ところが、再び戸田組の知るところとなり、三人はまた追われる身となります。また、おすみも戸田組の矢吹(小池朝雄)に問い詰められ、三郎が逃亡に手を貸したことを吐いてしまいます。やがて三人も捕まり、三郎は美奈の目の前で矢吹に射殺されます。その後、三人は村上産業と戸田組のために、にわか芸者に仕立て上げられ、小役人の接待係をさせられます。ところが、サチコが接待した役人から封筒を盗んだところ、封筒の中味が入札に関する極秘書類だったため、荒川、戸田組との書類の奪い合いが始まります。

 

中島貞夫監督が手掛けた「893愚連隊」の“ネチョネチョ生きるこっちゃ”の精神を、1970年の大阪万博の世相に合わせて描いたズベ公たちの物語です。冒頭からこすっからい方法で銭を稼ぐ三人の女のしたたかさと太々しさが全開。美奈は偽の万博会場の駐車券を売りつけ、万博見物に来た団体の弁当を無断で頂きます。サチコはヒッチハイクして車に乗せてくれたお礼に、キスをしながら財布を掏る有様。ハツエは嘘の身の上話で老人から弁当を恵んでもらったばかりか、その老人とホテルにしけこみ、たんまりとお金を頂戴すると言った具合に、やくざから睨まれない程度の隙間商売でシノギをします。ここらあたりは、「不良番長」シリーズに通じるものがありますね。

 

ところが、おすみの店を根城に売春稼業を始めたために、戸田組の矢吹に目をつけられ、ヤキを入れられます。矢吹は手下の三郎を使って小芝居を打ち、彼女たちのルートを活用しようとします。したたかで男を騙す術に長けた女たちに、普通に考えればその程度の小芝居は通用するはずはないのですが、美奈は身をもって女たちを庇おうとした三郎に感激し、身を任せてしまいます。大原麗子と渡瀬恒彦は実生活でも夫婦だった時期があり、後に破局したことを思えば、本作における関係も味わい深くなります。

 

美奈が三郎とくっつく一方で、女たちは村上産業の荒川と手を組み、戸田組に知られないように、外国人相手の売春商売を続けます。このあたりは怖いもの知らずのズベ公の真骨頂。ところが、おすみと関係のあった営業主任から万引きした女たちのリストを強請りとったところからケチがつき始め、美奈たちが秘かに売春稼業を続けていたことも、三郎が彼女たちの行為を見逃していたこともバレてしまいます。

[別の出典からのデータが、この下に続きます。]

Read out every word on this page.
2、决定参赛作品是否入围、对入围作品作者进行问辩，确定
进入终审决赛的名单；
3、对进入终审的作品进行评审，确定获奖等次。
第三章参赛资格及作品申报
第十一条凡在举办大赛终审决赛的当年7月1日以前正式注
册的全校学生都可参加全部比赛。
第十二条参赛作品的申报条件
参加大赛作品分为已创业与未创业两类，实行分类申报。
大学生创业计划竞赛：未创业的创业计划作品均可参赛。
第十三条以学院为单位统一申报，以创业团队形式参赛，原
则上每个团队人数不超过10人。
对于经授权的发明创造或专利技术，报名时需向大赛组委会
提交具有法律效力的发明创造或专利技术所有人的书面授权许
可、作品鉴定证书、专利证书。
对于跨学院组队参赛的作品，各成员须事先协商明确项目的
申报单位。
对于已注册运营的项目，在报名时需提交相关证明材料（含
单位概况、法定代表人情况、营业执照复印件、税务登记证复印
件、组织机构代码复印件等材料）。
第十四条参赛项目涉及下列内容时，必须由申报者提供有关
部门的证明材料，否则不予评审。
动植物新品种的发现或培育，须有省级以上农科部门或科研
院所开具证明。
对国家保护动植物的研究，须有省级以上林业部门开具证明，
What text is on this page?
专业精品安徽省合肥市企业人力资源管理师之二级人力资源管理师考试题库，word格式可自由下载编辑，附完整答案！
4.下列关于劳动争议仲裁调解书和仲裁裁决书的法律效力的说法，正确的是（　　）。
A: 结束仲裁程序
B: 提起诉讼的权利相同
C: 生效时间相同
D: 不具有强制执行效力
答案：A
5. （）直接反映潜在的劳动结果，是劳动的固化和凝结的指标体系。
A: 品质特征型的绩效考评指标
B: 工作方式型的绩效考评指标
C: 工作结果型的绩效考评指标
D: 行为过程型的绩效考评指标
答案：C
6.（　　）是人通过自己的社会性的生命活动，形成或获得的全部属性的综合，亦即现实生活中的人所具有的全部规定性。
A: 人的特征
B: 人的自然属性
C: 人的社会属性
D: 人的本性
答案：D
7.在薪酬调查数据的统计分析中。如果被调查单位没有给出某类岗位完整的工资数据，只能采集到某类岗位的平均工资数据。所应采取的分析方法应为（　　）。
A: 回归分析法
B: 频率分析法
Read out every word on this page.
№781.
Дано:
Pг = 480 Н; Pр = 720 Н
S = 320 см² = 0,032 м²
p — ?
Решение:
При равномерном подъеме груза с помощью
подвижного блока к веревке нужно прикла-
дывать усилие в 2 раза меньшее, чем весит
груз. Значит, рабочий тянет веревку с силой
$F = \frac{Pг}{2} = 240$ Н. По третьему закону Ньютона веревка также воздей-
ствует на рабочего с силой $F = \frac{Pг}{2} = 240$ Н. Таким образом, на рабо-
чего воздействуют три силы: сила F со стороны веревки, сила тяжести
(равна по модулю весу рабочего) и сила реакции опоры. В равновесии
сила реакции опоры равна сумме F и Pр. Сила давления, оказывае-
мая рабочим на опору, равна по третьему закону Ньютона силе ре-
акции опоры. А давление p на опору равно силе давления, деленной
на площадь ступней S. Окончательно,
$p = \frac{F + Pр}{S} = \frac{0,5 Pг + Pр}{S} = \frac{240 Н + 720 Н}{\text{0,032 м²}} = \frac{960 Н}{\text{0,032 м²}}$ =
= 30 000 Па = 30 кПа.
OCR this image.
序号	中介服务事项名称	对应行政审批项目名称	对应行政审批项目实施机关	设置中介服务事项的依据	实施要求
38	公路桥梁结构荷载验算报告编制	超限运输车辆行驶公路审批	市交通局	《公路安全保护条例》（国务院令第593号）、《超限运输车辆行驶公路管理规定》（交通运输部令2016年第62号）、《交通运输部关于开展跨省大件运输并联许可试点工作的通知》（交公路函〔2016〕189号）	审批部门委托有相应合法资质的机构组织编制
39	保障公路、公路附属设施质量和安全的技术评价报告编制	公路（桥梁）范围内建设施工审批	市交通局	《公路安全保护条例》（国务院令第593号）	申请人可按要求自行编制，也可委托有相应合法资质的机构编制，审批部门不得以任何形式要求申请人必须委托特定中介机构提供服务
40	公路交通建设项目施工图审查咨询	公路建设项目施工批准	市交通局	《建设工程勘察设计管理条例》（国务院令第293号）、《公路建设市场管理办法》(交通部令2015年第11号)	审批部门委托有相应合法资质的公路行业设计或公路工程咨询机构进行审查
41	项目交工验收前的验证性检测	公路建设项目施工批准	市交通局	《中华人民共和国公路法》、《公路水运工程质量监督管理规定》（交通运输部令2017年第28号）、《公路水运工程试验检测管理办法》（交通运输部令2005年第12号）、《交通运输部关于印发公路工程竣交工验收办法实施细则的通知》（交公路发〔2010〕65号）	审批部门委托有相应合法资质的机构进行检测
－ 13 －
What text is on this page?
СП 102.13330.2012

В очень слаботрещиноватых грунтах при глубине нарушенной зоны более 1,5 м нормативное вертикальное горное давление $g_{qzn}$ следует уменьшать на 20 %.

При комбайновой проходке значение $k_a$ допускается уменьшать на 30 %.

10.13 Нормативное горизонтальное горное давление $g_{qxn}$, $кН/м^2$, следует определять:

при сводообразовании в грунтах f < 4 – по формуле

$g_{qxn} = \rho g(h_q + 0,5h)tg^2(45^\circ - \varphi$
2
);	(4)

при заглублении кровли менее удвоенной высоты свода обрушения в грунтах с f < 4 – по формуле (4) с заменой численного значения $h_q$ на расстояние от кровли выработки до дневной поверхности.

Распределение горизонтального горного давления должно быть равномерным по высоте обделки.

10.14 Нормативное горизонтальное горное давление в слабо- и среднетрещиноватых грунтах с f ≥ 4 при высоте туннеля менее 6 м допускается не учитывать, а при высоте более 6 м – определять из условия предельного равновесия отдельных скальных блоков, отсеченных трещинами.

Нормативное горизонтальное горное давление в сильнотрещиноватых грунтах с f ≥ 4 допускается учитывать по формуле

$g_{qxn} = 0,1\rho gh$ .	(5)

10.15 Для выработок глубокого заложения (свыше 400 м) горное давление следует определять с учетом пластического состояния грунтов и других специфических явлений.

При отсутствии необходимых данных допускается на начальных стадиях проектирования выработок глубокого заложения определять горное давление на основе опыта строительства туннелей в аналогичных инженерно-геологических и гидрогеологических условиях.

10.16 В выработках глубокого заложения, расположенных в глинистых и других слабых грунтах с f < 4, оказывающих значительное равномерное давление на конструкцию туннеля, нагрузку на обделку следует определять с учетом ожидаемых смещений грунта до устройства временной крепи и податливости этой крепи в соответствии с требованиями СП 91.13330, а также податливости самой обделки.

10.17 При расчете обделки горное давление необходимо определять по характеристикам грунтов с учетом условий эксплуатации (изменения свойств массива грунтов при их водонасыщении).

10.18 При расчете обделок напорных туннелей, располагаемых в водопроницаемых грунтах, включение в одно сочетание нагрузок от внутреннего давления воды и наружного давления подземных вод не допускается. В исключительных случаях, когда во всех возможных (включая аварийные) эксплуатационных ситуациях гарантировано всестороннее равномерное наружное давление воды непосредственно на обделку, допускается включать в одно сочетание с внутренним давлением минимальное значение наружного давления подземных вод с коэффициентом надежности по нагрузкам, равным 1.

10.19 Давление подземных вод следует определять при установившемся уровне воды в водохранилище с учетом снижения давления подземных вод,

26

三郎のことをチクったのがおすみであり、何も知らない三人の女たちが、おすみを裏切った営業主任の結婚式に乗り込んで、式を滅茶苦茶にしたことを思うと、遣る瀬無い気持ちにさせられます。

 

終盤は入札に関する極秘書類をめぐって、ちょっと笑える追いかけっこがあり、派手な方法で女たちは見事に三郎の仇を討ちます。でも、彼女たちは相変わらず騙しやすいカモを物色するだろうと匂わせて幕を閉じるという風に、絶えず「893愚連隊」を意識させるような作りをしています。劇中では和田アキ子とピーターの歌が聴け、おまけにアッコのアクションも僅かに楽しめます。また、70年代初めの開放的な女性ファッションにも目が向き、親に連れて行ってもらえなかった万博会場のパビリオンが映ると、少しだけでも当時の雰囲気を味わえました。